Dennis – who previously had a blockchain company that worked with tech giants IBM – explained that the idea for the marketplace was driven out of his oyster farm owning co-founders’ frustration with the fragmented and very time-consuming sales process.

Buyers
“Seafood Souq helps producers, as well as sellers in different regions, target and communicate with their eventual buyers. You spend a long time on the phone or on email – we’ve made it easier for those guys to get on a single platform – to go through the single discovery phase in a far more efficient manner,” explained Dennis.

Users of the site include buyers for restaurants, hotels, supermarkets, catering groups, meal service plans and events companies.

Buyers can buy from suppliers like Mowi, dealing directly with them, or through regional distributors on our platform which creates an enormous amount of data and information available to that user through Seafood Souq for example on their order volumes and pricing trends.

The core aim of Seafood Souq is to provide access to product and price discovery of fresh products in the quickest possible time by connecting customers to suppliers and allowing produce to be dispatched on the day that the order is received.

Salmon
By connecting buyers and sellers direct especially, Dennis said that they have full cold chain overview or visibility that can be communicated to eventual buyers as well. For example, when a salmon is picked up from a farmer in Norway, its entire journey – first, middle and last – is tracked. “We then have oversight of the last mile as well – from runway to delivery to that buyer through IoT connected vans containing the cold chain throughout. From the consumer’s perspective, it’s for them to know that their salmon has been kept in the conditions that it should be”.

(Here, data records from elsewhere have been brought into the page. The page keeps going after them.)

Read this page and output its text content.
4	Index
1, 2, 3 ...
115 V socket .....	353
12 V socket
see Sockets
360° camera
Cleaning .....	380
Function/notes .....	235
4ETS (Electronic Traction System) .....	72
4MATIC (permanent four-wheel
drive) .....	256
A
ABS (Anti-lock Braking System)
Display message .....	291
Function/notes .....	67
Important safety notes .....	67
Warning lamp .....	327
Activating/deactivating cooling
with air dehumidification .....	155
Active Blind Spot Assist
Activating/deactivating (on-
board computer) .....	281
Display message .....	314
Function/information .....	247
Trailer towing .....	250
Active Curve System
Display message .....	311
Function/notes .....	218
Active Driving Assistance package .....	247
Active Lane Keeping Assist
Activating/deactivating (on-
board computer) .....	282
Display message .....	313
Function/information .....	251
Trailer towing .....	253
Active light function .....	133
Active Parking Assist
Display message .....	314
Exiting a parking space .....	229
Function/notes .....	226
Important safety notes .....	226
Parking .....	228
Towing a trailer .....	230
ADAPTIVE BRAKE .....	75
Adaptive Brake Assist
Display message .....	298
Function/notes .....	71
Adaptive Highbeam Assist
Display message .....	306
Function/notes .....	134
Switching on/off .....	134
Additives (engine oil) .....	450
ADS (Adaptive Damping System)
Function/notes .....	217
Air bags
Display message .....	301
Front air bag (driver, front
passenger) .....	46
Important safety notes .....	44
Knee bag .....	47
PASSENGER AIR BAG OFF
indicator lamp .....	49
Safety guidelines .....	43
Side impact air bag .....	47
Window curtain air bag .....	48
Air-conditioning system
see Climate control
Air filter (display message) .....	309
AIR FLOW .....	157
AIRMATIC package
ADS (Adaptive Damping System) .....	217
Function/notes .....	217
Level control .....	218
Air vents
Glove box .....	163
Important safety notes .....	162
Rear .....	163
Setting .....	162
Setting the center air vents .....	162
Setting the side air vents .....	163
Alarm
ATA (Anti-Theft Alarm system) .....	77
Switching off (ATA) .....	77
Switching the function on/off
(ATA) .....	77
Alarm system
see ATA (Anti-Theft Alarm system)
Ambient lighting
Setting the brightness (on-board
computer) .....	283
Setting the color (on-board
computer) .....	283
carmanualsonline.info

Important especially in the UAE where summer temps are upwards of 50 degrees in normal areas, whereas on a runway it can be 20 degrees hotter.

Group buying
Dennis explained that lack of transparency and information in the seafood chain was a driver. “We are in an industry that is historically difficult to track the authenticity or provenance of the product and therefore it has been difficult to pinpoint where things go wrong. Traceability is “I want to eat Norwegian salmon and knowing that is what I am getting”. In this region where food is expensive, that’s important”.

Any buyers of seafood no matter what size is able to communicate through the platform rather than having to make phone calls, emails and whatsapps etc. “For someone who wants to buy 5-10 kilos of salmon for example – that will be difficult without a group buying functionality, to buy direct from the source, that is. Therefore, distributors are a key player on the platform, and Seafood Souq aims to streamline their business development and customer servicing needs through the provision of this marketplace to communicate and transact with their buyers,” added the CEO.